Other uses that I'm aware of include memory allocators that maintain per-CPU arenas.
> I suspect that something like a heap implementation could use this.
Indeed. Let's say you want to have lots and lots and lots of threads, as described in the video schmichael linked.  Per-thread malloc pools become less attractive:
* too empty (lots of contention for the global pool) or
* too full (lots of wasted RAM, probably poor CPU cache utilization as well) or
* lots of sloshing
More generally, people sometimes do per-thread stuff to avoid lock contention. Some types of state might be reasonable to keep per-thread when the program is written in a thread-per-core / async style but might not be it's written in a thread-per-request / sync style. It might use too much RAM. If you ever have to access _all_ the threads' state (say, if you are doing some counters for a monitoring system: increment just the current thread's state on write; sum them on read), that path might get ridiculous. So per-CPU might work better.
Per-CPU stuff doesn't require restartable sequences. You can just use the CPU number to decide which shard to access then lock it or use atomics as you would with global state. You get less lock contention and cache-line bouncing. (Alternatively, you might get some of these benefits by picking a shard randomly, if the rng is cheap enough. Or a counter.)
Restartable sequences let you entirely avoid atomic operations for per-cpu stuff.
There are examples of per-cpu counters, per-cpu spinlocks, per-cpu linked-lists, and various forms of per-cpu buffers.
From what I can tell you do three things;
A) you can define a critical section which must run atomically in respect to the CPU core moves
B) if the critical section is interrupted you can define a callback or restart the section (meaning the section can be safely repeated)
C) you can define a single operation to commit (ie, updating a pointer)
You can certainly build a "retry on failure" method using this, CPU moves are rare so it's unlikely to fail the second time.
<stdin>:1335:2: warning: #warning syscall rseq not implemented [-Wcpp]

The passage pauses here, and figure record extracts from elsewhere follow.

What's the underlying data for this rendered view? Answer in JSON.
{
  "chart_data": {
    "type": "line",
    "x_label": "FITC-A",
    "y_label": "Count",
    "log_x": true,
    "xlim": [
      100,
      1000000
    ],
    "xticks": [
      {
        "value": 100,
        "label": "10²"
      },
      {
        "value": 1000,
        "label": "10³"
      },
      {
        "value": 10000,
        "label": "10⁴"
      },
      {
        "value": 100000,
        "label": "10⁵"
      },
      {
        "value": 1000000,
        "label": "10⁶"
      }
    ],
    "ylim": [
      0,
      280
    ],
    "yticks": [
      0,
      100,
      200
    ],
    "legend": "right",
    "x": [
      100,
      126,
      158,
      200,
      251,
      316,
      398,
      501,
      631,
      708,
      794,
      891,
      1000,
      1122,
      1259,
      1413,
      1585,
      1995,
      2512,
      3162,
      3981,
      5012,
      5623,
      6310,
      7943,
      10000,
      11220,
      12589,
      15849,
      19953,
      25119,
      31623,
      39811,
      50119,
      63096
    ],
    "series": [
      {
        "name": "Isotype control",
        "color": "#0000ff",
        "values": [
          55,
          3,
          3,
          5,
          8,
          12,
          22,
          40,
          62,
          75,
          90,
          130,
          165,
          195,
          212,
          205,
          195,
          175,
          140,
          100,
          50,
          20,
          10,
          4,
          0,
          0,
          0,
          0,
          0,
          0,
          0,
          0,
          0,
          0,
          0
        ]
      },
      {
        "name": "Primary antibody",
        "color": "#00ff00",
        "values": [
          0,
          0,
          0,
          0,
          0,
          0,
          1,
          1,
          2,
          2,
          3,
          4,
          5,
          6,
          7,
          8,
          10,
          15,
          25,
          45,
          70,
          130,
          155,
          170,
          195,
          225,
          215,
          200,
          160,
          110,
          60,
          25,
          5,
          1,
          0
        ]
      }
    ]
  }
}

I guess it's not really in, then.
The other not-yet-there part is how userspace libcs are going to expose this usefully to applications; there's some interesting discussion on the kernel mailing list about that. (It needs some libc support because the kernel only supports a single registered restartable-sequence area, so if multiple libraries try to do it they'll tread on each others' feet; and libc will want to use this feature itself.)
Search for "Man page associated":
Also man page source:
Does it mean that I have to write it in assembly to make sure that I know where the sequence starts and where it ends?
Seems like an odd requirement, isn't the whole point that we want to restart the critical section, or at least part of it, over in the case that it's interrupted?
A problematic case that was brought up on LKML was the interaction with debuggers and unexpected page faults, see this comment:
Without restartable sequences, replacing per-thread data with per-CPU data had a trade-off: per-thread data can be accessed with less overhead, per-CPU data consumes less memory. Restartable sequences give you the best of both worlds.
To me as a non-kernel guy this doesn't sound very impressive..
As far as I know, the thread-local write only occurs if a rseq region is set. The added cost to a context switch seems essentially limited to a branch: https://github.com/torvalds/linux/commit/d7822b1e24f2df5df98...
The other benchmarks that were posted in the various threads leading to this merge looked fairly impressive to me.
Of the top of my head, jemalloc benefited a lot from this patchset, and not just on the run-time front: https://lkml.org/lkml/2016/10/10/332
The parent comment is not so much a put-down as much as it calls out a particularly unsophisticated dismissal. The parent-most comment would have elicited the same useful information if it were phrased as a question, but would have been less uncouth. I think that's a perfectly fine thing to write a comment about.